About our Project

The Caribbean has been identified by the UN Secretary-General as "ground zero for the global climate emergency." While scientists and politicians emphasize the urgency of the situation, this research project takes a longer and broader view. Focussing on film and the insular Hispanic Caribbean, it investigates the ongoing and long-term impacts of colonialism - coloniality -, and the complex, broader network of relationships between and among humans and non-human nature - ecology.

Why film? Film can be understood as both a medium and a practice - not only representing lived experiences and knowledges of colonial ecologies, but also imagining and working towards alternative ways of being. This project analyses and compares documentary and fiction films to understand the creative choices and techniques that filmmakers use to expose the different ways that coloniality and ecology intersect. It also examines practices such as community filmmaking that respond to acute and ongoing or 'slow' environmental and social issues, considering how both the processes and products of these practices might enact positive change. 

Why the insular Hispanic Caribbean?
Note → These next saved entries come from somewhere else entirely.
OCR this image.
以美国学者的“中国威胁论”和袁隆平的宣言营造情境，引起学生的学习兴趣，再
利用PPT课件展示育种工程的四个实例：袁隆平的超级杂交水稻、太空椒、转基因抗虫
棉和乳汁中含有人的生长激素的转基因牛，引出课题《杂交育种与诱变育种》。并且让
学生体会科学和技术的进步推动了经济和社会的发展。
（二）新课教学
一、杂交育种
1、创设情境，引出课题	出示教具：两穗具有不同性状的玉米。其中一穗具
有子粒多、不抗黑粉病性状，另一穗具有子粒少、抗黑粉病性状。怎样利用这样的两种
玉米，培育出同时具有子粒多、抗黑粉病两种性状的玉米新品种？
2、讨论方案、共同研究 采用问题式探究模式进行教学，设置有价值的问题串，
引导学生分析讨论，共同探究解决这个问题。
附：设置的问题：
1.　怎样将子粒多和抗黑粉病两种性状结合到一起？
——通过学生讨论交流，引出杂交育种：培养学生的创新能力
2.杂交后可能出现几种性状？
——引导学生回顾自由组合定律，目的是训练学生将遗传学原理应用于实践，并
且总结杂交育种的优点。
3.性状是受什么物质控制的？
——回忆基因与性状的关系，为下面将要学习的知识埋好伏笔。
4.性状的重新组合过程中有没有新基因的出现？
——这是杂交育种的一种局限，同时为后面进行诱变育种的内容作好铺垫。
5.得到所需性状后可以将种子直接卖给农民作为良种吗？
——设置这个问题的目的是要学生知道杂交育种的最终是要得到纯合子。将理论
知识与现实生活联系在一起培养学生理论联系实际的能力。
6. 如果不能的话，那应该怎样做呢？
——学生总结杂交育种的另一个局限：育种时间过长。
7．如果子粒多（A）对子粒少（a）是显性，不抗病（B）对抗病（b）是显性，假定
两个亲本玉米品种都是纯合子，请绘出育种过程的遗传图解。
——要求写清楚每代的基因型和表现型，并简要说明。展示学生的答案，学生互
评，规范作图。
Cuba, the Dominican Republic, and Puerto Rico share common geographical challenges and environmental vulnerabilities, as well as key historical experiences of Spanish settler colonialism and US intervention. However, they are also very different, not least in their contemporary economic and political situations. This project takes their unique combination of similarities and differences as an opportunity to nuance our understanding of how coloniality manifests in and shapes contemporary ecologies.